I feel like the worst mother ever tonight.
Today was busy. I have a lot going on, and a lot on my mind. Jack, weirdly, took his nap from 11:30 until 1:15 rather than his usual after lunch 1ish to 3ish. I was also babysitting a friend's kids this morning, and working with another friend on some logistical stuff for this weekend, and getting some stuff planned for the afternoon when the girls were at daycamp, and and and...
I fed the girls lunch at about 12:35. I put away a plate for Jack. Erin took the girls to camp for me when she picked up her kids, so Dad and I waited around for Jack to wake up before we left for an afternoon of errands.
We went to the kitchen store, to a friend's house for a quick errand, past the house that just came on the market that I am dying to see (tomorrow), around another neighborhood that I wanted to point out to my dad because I just found it and it's cool, through the car wash, through the drive-in root beer place, to the liquor store, the grocery store, and the discount store where I got wrapping paper, before I dropped Dad off, swung by to pick up the girls, and finally got him home at 4:15 for snack.
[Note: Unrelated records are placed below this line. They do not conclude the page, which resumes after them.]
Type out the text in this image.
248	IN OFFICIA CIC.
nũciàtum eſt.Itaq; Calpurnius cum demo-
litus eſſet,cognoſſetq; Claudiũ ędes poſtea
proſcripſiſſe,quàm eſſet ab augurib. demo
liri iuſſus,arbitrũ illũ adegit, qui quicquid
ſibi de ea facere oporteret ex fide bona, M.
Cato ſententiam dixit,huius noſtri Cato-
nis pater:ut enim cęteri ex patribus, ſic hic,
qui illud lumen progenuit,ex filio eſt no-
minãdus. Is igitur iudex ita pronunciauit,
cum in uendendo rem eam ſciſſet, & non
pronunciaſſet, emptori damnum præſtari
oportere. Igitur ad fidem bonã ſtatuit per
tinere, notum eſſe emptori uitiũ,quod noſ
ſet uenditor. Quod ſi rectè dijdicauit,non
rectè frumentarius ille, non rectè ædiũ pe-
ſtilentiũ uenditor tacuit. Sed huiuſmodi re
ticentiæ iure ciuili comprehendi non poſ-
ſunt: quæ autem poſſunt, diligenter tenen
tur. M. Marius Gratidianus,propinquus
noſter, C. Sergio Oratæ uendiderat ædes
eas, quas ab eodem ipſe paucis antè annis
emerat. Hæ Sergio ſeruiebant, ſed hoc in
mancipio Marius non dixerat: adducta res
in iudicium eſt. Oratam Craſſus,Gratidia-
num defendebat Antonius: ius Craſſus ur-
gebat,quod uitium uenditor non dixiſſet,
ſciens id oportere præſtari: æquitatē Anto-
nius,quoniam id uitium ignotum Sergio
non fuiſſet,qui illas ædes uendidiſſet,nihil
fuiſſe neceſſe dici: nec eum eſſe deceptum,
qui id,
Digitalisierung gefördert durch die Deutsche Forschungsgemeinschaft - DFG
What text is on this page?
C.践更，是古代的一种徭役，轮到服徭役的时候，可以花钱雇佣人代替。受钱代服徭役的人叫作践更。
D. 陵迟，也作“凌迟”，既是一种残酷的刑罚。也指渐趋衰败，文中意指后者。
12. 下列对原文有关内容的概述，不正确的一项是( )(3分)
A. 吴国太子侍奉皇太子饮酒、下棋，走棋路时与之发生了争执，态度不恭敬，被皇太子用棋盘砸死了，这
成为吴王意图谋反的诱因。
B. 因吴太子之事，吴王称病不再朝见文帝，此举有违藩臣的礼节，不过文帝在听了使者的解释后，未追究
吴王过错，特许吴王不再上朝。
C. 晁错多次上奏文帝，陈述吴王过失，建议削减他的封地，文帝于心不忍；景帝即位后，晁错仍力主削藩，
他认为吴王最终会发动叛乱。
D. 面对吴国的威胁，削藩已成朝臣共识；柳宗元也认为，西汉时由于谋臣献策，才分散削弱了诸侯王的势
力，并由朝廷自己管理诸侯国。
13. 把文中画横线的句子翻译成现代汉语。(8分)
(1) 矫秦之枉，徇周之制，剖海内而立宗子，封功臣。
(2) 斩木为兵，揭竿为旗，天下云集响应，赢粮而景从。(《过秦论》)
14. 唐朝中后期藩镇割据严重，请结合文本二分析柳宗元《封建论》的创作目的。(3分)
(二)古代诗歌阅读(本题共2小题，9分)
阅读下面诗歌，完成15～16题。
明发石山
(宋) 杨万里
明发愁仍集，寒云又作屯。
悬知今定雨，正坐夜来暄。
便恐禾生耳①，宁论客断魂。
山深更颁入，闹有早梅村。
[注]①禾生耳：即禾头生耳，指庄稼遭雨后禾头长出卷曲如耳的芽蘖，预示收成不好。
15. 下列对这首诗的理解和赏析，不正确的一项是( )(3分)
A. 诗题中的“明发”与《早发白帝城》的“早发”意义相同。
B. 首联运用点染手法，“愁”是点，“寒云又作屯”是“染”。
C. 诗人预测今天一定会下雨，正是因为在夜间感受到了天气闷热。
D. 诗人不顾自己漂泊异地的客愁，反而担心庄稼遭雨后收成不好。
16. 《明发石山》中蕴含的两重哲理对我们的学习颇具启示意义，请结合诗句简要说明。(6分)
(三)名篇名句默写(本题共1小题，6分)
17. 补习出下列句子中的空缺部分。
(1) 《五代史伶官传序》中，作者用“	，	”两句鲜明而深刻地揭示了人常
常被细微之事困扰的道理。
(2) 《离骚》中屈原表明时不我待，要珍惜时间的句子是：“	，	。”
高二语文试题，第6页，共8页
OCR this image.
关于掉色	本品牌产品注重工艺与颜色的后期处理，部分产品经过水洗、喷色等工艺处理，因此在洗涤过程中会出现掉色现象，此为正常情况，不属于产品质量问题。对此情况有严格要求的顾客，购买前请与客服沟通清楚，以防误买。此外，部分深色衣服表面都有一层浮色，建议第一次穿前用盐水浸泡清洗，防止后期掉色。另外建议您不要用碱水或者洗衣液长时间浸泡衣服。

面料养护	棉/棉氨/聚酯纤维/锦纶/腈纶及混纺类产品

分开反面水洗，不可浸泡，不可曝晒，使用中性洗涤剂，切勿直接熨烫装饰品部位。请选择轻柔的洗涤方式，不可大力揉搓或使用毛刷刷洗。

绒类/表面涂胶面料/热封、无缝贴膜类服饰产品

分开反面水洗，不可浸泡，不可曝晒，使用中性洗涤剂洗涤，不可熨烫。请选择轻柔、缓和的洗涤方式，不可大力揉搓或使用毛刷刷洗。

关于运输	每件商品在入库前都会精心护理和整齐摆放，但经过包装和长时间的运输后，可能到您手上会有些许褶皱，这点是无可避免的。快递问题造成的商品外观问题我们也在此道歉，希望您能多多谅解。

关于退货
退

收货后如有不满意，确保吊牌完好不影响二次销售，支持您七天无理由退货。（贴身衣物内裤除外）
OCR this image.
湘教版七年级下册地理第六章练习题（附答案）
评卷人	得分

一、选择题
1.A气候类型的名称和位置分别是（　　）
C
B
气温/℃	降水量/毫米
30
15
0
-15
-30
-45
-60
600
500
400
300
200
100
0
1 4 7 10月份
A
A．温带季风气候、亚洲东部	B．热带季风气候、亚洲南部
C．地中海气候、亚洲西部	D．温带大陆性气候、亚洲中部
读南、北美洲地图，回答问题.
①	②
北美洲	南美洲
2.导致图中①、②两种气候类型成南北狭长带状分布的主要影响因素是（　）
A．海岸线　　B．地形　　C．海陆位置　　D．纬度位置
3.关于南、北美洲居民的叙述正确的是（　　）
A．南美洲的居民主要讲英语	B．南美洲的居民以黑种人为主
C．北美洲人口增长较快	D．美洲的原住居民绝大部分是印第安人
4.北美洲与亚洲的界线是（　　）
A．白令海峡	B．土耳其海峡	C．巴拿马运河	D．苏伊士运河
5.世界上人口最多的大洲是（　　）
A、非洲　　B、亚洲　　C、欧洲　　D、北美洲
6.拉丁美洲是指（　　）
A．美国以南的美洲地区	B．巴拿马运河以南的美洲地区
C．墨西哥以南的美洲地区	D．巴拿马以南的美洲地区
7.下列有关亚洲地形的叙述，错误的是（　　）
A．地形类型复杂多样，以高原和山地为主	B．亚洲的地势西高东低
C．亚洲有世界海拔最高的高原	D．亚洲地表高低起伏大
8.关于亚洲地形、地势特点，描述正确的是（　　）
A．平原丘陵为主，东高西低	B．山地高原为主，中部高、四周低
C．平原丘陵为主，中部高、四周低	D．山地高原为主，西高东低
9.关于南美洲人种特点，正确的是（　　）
Which he inhaled. Of course.
And that sweet boy didn't make a peep the entire time. The root beer might have helped (he was very brave in the car wash), but I think I feel worst that I fed my kid root beer for lunch than I feel about missing lunch altogether!
I almost woke him up to feed him when I found his lunch, before I realized that we ate dinner and he had lots of fruit and he's fine, he's fine, kids miss meals all the time. Plenty of kids in this world don't have enough to eat, and he gets three meals and two snacks almost every day. He's fine, he's fine.
But the guilt, the guilt.
It will be a lot easier when he can say, "Hey, Ma, how about some lunch?"